Pakistan Today

America helps AQ

The succession struggle in Al-Qaeda is over. According to an Islamist website, Egyptian doctor-turned-jihadist Ayman al-Zawahiri is the new Al-Qaeda chief. The question now being asked is whether Zawahiri will be as effective and charismatic as bin Laden in keeping the various AQ factions together. Most analysts think he won’t be. Earlier, after bin Laden’s killing, people wondered how effective Al-Qaeda would be post-OBL. The question is, are these questions even relevant?

At a minimum these questions should first define what AQ is, what we mean by its effectiveness and against whom?

Some analysts argue that AQ has no political programme. It is not affiliated with any mass political or revolutionary movement; nor is it one in itself. There is no electoral campaign, no mass mobilisation, no socio-political programme or economic manifesto. There’s nothing beyond ressentiment. Therefore, they are akin to the Russian nihilists, who found in the character of Bazarov in Turgenev’s Fathers and Sons a prototype, “committed to political violence for its own sake”.

As I wrote back in November 2001, this is only partially correct. There are similarities between AQ and members of Alexander Herzen’s The Will of the People movement. But there are also important differences. Nihilism began with total negation and aspired to a value, in Albert Camus’ remarkable description, “still to come”. Camus argued that “A value to come is…a contradiction in terms, since it can neither explain an action nor furnish a principle of choice as long as it has not been formulated. But the men of 1905, tortured by contradictions, really did give birth, by their very negation and death, to a value which will henceforth be imperative and which they brought to light in the belief that they were only announcing its advent”.

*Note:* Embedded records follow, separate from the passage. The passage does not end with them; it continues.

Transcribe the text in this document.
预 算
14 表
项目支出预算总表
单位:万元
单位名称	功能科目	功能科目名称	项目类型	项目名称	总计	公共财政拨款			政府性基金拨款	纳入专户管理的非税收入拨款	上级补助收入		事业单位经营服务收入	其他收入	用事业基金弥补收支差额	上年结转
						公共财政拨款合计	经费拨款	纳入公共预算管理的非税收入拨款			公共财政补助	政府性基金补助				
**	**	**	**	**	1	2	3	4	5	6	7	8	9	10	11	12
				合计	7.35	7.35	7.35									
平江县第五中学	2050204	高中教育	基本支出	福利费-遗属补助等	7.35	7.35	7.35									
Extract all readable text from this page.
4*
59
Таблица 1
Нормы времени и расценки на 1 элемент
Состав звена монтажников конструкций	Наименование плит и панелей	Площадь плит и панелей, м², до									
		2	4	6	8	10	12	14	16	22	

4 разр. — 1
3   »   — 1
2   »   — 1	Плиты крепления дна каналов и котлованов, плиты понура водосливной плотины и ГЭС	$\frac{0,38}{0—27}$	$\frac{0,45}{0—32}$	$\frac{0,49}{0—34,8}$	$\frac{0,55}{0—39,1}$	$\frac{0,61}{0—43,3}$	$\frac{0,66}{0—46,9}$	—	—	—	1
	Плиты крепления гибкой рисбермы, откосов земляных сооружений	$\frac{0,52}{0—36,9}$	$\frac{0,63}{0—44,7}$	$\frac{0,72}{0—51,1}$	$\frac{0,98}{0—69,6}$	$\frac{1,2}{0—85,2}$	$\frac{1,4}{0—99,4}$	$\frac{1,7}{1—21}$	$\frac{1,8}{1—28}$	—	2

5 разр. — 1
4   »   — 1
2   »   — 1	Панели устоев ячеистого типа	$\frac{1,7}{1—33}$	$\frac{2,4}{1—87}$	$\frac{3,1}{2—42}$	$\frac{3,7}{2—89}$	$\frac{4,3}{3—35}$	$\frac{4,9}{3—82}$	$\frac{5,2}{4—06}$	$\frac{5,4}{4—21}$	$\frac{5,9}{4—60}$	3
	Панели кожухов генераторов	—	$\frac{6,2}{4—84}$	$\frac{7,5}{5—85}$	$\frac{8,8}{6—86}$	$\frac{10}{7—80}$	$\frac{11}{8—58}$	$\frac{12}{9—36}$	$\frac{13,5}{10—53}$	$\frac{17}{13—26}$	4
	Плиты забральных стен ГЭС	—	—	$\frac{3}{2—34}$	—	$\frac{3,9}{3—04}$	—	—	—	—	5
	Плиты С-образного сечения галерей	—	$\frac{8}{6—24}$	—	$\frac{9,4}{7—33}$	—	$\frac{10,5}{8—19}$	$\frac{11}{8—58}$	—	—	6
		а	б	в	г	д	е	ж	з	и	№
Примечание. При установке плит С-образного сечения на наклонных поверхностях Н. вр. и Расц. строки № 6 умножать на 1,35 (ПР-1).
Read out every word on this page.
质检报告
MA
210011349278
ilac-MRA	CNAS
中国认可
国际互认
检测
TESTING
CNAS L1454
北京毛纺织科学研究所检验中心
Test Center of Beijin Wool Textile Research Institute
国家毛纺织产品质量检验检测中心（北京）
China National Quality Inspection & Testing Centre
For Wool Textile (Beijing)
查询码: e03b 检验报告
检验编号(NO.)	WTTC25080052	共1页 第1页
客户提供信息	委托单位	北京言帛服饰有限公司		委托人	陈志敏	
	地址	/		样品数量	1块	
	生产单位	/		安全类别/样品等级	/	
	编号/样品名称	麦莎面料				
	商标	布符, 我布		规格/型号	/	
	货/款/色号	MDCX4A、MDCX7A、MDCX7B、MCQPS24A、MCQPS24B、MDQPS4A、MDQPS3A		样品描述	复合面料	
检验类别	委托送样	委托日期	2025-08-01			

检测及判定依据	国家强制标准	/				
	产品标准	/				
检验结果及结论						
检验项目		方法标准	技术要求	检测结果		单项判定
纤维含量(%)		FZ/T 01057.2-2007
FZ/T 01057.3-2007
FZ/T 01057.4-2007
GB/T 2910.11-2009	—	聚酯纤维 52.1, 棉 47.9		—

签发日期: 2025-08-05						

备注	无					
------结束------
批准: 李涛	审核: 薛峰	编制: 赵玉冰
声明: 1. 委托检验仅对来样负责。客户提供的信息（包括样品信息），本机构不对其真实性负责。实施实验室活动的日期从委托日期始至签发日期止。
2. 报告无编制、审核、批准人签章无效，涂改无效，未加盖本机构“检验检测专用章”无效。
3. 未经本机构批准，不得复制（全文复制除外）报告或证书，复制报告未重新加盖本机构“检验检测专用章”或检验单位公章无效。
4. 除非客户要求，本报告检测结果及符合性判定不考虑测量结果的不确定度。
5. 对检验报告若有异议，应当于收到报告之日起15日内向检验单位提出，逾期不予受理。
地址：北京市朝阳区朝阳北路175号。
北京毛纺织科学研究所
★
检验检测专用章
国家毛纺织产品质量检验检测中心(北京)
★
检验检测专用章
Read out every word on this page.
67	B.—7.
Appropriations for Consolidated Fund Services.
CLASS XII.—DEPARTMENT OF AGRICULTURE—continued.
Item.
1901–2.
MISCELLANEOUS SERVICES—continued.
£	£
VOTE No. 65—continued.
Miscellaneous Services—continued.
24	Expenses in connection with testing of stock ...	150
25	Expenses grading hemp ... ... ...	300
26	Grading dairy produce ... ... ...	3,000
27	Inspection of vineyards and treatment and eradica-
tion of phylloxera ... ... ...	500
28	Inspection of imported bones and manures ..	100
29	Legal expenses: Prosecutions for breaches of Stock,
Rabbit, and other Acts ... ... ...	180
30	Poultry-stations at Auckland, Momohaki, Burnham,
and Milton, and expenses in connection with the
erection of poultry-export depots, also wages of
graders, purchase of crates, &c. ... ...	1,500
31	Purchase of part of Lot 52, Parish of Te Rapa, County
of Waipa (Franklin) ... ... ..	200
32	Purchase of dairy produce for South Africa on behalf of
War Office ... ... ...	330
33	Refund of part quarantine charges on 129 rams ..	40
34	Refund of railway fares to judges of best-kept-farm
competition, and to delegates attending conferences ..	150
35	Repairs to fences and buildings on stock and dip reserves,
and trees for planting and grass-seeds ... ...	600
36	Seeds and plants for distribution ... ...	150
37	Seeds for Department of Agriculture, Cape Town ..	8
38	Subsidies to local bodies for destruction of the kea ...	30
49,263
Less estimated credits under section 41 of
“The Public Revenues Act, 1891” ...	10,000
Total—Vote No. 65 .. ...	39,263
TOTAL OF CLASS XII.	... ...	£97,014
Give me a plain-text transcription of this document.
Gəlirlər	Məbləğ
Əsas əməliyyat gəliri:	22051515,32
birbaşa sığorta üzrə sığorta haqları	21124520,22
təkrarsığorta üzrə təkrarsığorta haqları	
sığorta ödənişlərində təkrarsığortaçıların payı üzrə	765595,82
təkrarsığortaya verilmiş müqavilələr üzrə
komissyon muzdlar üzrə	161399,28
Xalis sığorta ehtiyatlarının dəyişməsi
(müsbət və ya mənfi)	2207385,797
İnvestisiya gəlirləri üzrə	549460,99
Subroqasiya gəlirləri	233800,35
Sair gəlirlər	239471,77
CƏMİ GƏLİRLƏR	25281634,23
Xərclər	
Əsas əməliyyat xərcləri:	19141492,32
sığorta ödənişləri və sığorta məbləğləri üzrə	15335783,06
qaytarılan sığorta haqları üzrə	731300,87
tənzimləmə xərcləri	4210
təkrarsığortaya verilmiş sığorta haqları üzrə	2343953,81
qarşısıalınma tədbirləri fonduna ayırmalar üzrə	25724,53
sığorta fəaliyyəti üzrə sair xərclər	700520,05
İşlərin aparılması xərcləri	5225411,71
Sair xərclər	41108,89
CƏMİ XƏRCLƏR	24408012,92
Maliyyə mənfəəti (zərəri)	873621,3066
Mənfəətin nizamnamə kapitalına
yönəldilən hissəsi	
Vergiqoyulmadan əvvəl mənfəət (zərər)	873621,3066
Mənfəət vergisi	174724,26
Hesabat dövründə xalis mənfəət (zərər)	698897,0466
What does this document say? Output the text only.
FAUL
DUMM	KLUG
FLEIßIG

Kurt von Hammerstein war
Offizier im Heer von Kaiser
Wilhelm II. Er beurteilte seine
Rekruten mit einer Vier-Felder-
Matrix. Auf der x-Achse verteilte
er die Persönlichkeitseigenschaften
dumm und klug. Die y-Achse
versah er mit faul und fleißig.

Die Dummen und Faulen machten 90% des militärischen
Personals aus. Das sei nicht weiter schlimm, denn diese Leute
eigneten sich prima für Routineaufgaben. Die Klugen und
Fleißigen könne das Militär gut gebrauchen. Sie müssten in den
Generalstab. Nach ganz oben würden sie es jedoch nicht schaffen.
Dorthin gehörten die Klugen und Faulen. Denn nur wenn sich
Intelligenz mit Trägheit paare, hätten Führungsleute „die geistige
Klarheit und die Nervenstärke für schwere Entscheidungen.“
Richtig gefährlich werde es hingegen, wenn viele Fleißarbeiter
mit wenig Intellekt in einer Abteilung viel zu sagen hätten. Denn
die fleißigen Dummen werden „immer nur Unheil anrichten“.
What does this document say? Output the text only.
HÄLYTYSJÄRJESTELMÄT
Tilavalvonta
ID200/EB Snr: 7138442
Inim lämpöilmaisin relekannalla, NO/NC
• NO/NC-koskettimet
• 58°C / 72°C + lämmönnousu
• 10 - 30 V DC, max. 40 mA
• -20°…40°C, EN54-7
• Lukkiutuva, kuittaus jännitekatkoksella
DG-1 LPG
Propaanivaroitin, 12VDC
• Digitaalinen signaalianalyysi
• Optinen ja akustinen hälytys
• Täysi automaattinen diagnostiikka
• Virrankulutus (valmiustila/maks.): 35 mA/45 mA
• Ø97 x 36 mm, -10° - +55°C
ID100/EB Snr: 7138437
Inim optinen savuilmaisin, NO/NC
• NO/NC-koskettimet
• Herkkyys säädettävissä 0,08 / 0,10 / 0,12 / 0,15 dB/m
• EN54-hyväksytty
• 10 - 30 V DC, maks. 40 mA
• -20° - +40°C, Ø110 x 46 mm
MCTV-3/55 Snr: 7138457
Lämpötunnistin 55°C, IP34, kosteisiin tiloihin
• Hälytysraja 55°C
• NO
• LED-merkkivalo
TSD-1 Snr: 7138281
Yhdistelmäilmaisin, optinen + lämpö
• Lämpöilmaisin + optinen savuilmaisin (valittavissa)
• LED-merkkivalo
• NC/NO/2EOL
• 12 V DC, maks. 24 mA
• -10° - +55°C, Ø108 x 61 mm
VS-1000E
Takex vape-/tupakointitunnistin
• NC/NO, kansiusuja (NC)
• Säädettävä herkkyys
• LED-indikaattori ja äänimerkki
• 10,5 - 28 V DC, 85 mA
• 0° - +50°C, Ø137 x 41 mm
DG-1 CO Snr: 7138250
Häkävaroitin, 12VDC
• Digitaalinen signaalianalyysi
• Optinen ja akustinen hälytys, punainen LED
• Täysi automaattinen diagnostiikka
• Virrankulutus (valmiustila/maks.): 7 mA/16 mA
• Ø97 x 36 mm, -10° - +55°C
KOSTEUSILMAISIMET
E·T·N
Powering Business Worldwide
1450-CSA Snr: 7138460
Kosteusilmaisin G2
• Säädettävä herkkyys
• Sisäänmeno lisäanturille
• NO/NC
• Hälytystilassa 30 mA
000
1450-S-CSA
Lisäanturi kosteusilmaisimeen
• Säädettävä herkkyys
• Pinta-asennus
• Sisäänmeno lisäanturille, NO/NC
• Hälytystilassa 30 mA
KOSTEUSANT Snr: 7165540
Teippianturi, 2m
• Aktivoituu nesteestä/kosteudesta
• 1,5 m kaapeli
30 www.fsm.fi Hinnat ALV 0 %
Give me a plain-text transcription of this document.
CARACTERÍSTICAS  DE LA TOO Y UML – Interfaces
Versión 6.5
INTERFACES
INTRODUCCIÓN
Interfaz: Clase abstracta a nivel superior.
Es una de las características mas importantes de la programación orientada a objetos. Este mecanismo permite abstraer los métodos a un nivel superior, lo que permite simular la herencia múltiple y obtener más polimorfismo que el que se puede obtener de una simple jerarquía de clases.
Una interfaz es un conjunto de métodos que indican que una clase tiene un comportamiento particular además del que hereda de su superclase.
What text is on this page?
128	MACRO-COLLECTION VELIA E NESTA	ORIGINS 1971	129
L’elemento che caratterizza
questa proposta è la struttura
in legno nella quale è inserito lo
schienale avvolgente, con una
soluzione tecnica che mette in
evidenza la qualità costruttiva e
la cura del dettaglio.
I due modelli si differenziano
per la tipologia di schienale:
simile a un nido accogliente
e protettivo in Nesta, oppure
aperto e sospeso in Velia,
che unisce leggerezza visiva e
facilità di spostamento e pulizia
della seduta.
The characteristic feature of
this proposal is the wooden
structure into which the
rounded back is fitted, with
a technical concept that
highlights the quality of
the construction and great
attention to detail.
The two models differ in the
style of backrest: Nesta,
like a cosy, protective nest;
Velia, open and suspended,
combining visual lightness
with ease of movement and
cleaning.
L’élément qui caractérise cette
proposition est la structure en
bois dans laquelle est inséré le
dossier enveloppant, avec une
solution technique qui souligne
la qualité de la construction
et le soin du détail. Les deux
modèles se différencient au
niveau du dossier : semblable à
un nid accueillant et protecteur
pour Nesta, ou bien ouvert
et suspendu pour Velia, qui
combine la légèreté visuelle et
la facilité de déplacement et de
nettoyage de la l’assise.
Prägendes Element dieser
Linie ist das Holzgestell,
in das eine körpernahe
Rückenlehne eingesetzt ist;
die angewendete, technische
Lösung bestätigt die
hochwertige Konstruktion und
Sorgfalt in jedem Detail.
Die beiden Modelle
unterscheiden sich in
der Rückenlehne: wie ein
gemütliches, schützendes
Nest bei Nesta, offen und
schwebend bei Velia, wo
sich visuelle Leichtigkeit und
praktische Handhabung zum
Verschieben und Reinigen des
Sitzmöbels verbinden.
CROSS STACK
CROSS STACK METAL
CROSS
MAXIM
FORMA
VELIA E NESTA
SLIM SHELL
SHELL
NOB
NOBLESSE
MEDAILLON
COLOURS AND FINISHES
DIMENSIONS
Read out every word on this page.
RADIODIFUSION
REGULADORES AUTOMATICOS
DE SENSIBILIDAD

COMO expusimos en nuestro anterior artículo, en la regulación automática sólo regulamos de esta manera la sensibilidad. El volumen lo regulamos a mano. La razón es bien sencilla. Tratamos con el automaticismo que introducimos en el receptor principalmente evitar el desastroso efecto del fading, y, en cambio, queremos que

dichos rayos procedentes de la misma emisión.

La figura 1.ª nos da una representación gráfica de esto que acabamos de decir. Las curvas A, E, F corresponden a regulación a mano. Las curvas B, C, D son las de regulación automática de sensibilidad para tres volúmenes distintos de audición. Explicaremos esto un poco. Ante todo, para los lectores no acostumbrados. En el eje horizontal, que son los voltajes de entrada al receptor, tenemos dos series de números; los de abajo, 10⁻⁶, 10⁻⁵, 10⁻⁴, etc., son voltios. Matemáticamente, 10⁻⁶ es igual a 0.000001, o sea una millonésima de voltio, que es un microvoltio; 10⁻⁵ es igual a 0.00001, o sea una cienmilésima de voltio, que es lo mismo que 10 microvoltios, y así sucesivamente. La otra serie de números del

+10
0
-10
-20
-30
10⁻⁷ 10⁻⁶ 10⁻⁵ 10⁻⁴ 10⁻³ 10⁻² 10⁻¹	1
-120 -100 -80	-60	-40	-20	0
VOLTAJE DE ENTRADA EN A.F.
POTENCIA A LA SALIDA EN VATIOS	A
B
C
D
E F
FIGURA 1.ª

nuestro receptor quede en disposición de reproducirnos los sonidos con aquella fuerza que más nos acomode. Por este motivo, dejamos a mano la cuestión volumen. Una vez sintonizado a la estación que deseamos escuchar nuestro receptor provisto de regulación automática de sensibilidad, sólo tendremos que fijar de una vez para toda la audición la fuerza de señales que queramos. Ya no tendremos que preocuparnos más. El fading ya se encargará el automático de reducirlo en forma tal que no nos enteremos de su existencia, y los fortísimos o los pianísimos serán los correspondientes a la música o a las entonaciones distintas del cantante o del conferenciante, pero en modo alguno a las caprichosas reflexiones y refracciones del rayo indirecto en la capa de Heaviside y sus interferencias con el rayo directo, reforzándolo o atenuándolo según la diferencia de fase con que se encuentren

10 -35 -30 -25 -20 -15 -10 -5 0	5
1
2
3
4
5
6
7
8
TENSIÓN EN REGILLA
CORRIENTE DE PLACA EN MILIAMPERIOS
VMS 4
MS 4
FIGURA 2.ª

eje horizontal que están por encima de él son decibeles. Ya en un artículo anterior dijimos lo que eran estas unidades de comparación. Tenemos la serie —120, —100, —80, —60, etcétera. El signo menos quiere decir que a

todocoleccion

AQ began with a clear manifesto. Evict foreign forces from Muslim lands and reclaim Palestine. These are the political objectives. But this is just the operational side. The appeal is made through and for a value whose advent no one can announce because it was revealed to the Prophet (PBUH). Today’s salafists negate historical accretions as well as the modern international security architecture, but only in confirmation of that value. This is regardless of whether their approach is right or wrong in exegetical terms. Today’s struggles and bloodshed has to be contextualised but for those who are fighting the message is rooted in a value that is both non-temporal and non-spatial.

It is wrong to assume that the message is apolitical or that AQ is committed to violence for its own sake. Just because these groups do not accept the known categories which we use to structure both our lives and thinking does not mean the AQ strategy is non-political. What did bin Laden do? He did not aim to negotiate with the West; he wanted to exploit the fault-lines within the Muslim world.

To this end, AQ’s military strategy is to draw the West into a conflict through spectacular attacks on its interests. The primary audience, as well as targets of AQ, are the Muslims, not America. Attacking the West is an attempt to deepen fault-lines within the Muslim world and pit the Muslim states against the West. AQ wants the West to attack with all the viciousness at its disposal. The greater the destruction, the better for forcing people in the Muslim world to rise and decide which side they are on. This can only be achieved through a sharpening of the internal conflict, the reasons for which transcend AQ but whose existence first bin Laden and now Zawahiri have employed brilliantly to their ends.

The success of AQ’s strategy is clear from what Washington has done and is doing. A long drawn-out war with no end in sight has already built pressure on the governments and that works to AQ’s advantage.

Like before, Zawahiri has talked about forcing the Americans out of Muslim lands; like before he has referred to the awakening. AQ does not have to be effective as an organisation with a strict hierarchy; its effectiveness lies in its protean nature and in becoming an idea.

One thing should be clear from America’s botched campaigns in Iraq and Afghanistan: there is no military solution to address an idea. Moreover, this idea is contesting for space with other ideas within the Muslim world. The fractures are increasing, as is the violence. Seen from AQ’s perspective, this is just what the doctor (no pun) ordered.

This is a struggle to which America’s presence is both central and ancillary in the first phase. Central because American policies are deepening the divisions; ancillary because AQ is primarily addressing the Muslims while taking advantage of what America is doing. And what America is doing is a lot of tactics with no eye for strategy. It is the drone syndrome; the kick one gets out of being able to hell-fire a few while millions continue to turn against America. Winning tactical battles while losing the war.

The war relates to the multiple challenges to the global architecture; an architecture conceived and dominated by America. This architecture faces challenges from within (China and other rising powers) as well as from without. In seeking to replace America, China’s challenge reinforces the current paradigm. By comparison, AQ’s challenge does not to seek to substitute one dominant entity for another but in destroying that entire architecture from outside. AQ’s effectiveness is therefore to be seen and judged in terms of what it can do within the Muslim world than in terms of any physical harm it can do to America.

If American policies manage to lose a large part of the Muslim world to AQ, it would be a disastrous blow to America and its interests. That seems to me a smart AQ agenda and fairly political, as political goes.

 

The writer is Contributing Editor, The Friday Times.